The Finance Bill Sub-Committee, chaired by Lord Bridges of Headley, is appointed annually by the Economic Affairs Committee to consider the draft Finance Bill. The Sub-Committee focuses on issues of tax administration, clarification and simplification rather than on rates or incidence of tax.
The draft Finance Bill was published on 21 July 2020. The Sub-Committee’s inquiry intends to focus on three areas of the Bill in particular:
The Sub-Committee is also interested to hear views on the Government’s proposals on new notification requirements for uncertain tax treatments, and on the use of retrospective provisions in other areas of the draft Bill.
The Sub-Committee invites interested individuals and organisations to submit written evidence to this inquiry.
Written submissions are requested by 7 October 2020. After it has concluded its inquiry the Sub-Committee will make recommendations in a report to the House of Lords.
The Sub-Committee welcomes views on any of the following questions relating to the areas of focus. In relation to the new proposals for tackling promoters, the Sub-Committee would welcome comments on the related calls for evidence issued by HM Revenue & Customs on raising standards in the tax advice market and on tackling disguised remuneration schemes, as well as the draft legislation itself and related consultation document.
The Sub-Committee is interested to know about the real-life experiences of individuals and organisations, as well as more general responses. There is no obligation to answer every question.
1.How effective are the existing powers of HMRC in tackling promoters and enablers of tax avoidance schemes?
2.What has been your experience of the Promoters of Tax Avoidance Schemes (POTAS) rules and the enablers rules in practice?
3.Are HMRC’s communications likely to be effective in informing potential scheme users about schemes, and so deter them from participating?
4.How effective will the proposed measures be against those who promote aggressive tax avoidance schemes, and in informing and deterring potential scheme users? What else could HMRC be doing in this area?
5.Are the safeguards being proposed sufficient to ensure an appropriate balance is struck between HMRC and taxpayer?
6.Are the proposals for tax checks on licence renewal applications fair and proportionate? How effective is the legislation likely to be, and is any amendment needed?
7.What is your view of the principle of conditionality and its use in the tax system?
8.How do you view the Government’s stated intention to extend conditionality to Scotland and Northern Ireland, as well as to other trades?
9.Could the problems this measure is designed to address have been tackled effectively by other means? If so, what are they?
10.What is your view of the removal of the requirement to obtain tax tribunal approval before issuing a Financial Institution Notice? Are the safeguards promised instead adequate and, if not, what more should be done?
11.Is the scope of the new power in terms of the information to be reported to HMRC appropriate and sufficiently clear?
12.How can the need for adequate taxpayer safeguards and timely international exchange of information be balanced? What steps should be taken to ensure that taxpayer safeguards are not treated as dispensable when they make it more difficult to meet other obligations?

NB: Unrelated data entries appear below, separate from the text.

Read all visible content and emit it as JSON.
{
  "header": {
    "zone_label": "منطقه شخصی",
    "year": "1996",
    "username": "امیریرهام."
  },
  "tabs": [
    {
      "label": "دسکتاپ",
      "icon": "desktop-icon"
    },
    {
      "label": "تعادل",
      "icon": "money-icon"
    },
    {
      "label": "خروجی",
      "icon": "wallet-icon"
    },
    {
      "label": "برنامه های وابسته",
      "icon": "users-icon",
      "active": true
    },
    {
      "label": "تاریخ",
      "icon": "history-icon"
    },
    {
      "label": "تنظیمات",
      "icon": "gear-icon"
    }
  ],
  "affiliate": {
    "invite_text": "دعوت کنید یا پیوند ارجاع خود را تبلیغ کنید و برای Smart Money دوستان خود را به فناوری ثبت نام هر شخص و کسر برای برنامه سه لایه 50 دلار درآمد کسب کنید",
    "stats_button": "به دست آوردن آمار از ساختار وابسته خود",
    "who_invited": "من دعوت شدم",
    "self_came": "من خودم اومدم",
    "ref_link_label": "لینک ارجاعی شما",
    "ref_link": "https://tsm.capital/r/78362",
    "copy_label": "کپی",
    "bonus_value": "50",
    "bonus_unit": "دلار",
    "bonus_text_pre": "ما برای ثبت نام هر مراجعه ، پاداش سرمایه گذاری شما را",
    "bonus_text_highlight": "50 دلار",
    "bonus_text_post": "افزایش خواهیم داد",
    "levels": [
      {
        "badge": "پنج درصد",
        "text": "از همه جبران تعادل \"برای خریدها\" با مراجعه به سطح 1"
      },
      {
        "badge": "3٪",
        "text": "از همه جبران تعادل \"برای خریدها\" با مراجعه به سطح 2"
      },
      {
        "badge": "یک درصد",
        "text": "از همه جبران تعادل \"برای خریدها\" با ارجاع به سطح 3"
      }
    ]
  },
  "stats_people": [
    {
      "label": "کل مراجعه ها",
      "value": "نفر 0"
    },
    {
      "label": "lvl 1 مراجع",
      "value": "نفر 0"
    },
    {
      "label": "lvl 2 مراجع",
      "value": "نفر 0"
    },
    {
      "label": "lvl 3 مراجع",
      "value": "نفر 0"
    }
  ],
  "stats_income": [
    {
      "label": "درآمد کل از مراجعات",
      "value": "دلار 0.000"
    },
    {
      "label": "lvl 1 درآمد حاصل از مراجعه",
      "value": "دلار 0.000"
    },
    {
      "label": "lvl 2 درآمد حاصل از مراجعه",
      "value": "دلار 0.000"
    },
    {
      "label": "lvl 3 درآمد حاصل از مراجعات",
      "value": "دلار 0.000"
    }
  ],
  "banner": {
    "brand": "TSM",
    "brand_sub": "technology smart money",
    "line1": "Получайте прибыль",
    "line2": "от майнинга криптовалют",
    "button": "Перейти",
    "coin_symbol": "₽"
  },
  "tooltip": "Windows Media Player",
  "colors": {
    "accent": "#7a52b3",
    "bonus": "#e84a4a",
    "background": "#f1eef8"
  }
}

The Sub-Committee is also interested in the proposed introduction of new requirements for certain businesses to notify uncertain tax treatments, where the business considers that HMRC may have a different view of the tax treatment to its own. We welcome general views on this proposal.
In addition, the Government proposes to make certain technical amendments to the corporate interest restriction retrospective to 2017. The Sub-Committee is interested in views on the impact and appropriateness of proposed retrospective measures in the Finance Bill, in relation to uncertainty within the tax system.